The world’s largest reinsurer held out the prospect of a further share buyback, however, continuing a trend of recent years as reinsurers struggle to put money to work against a backdrop of declining prices.
“We still have wiggle room for another share buyback on top of the dividend,” Chief Financial Officer Joerg Schneider told a media call, adding a decision would be made by March.
Munich Re launched share buyback programmes totalling 1 billion euros ($1.07 billion) in 2015 and 2016.
Schneider said its insurance arm Ergo could expand outside Germany through acquisitions, but that Munich Re was not looking to make any large purchases.
Competition in insurance and reinsurance and a few large mergers in recent years have fuelled speculation of further deals.

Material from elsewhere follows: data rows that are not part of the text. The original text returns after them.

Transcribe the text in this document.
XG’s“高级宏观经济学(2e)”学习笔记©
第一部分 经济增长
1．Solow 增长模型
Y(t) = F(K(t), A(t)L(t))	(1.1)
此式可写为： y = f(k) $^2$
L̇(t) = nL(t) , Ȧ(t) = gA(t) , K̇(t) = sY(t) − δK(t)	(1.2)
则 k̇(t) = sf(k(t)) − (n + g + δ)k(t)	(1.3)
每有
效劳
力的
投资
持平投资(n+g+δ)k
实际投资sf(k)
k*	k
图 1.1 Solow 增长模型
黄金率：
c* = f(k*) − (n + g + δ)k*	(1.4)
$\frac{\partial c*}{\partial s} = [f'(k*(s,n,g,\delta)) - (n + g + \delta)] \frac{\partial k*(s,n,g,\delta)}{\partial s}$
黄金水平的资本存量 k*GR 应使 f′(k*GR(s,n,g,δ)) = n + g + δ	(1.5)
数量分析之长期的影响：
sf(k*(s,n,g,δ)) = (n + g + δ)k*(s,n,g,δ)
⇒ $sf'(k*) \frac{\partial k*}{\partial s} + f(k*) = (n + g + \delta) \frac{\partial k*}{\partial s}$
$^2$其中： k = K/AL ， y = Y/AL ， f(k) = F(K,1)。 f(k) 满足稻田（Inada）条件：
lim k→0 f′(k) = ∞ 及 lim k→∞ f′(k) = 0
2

Preliminary net profit for 2016 was around 2.6 billion euros ($2.8 billion), down 16 percent from a year earlier and below the consensus for 2.7 billion in a company-compiled forecast.
But Munich Re said it had met its profit target of “well over 2.3 billion euros”, and it raised its dividend for 2016 by more than 4 percent to an above-forecast 8.60 euros per share.
Schneider said 2017 profit may be a little lower than 2016.
Major claims from natural catastrophes were high in the fourth quarter, with costs of 232 million euros for Hurricane Matthew, which hit the United States and Caribbean and 251 million euros for an earthquake in New Zealand.
Munich Re and rivals such as Swiss Re and Hannover Re have been battling several years of falling reinsurance prices, along with low interest rates, which cut the value of their investments.
Hannover Re on Tuesday reported a net profit of 1.17 billion euros for 2016, beating its own target.
The January renewals season for reinsurance was “once again challenging”, Torsten Jeworrek, a member of Munich Re’s board of management, said in a statement, although he added that price reductions had continued to slow.
Munich Re shares fell 1.9 percent to the bottom of Germany’s blue chip DAX index at 0948 GMT.
DZ Bank analysts retained their “hold” rating on the stock, but said that the raised dividend was “a sign of confidence in the balance sheet and future earnings power”.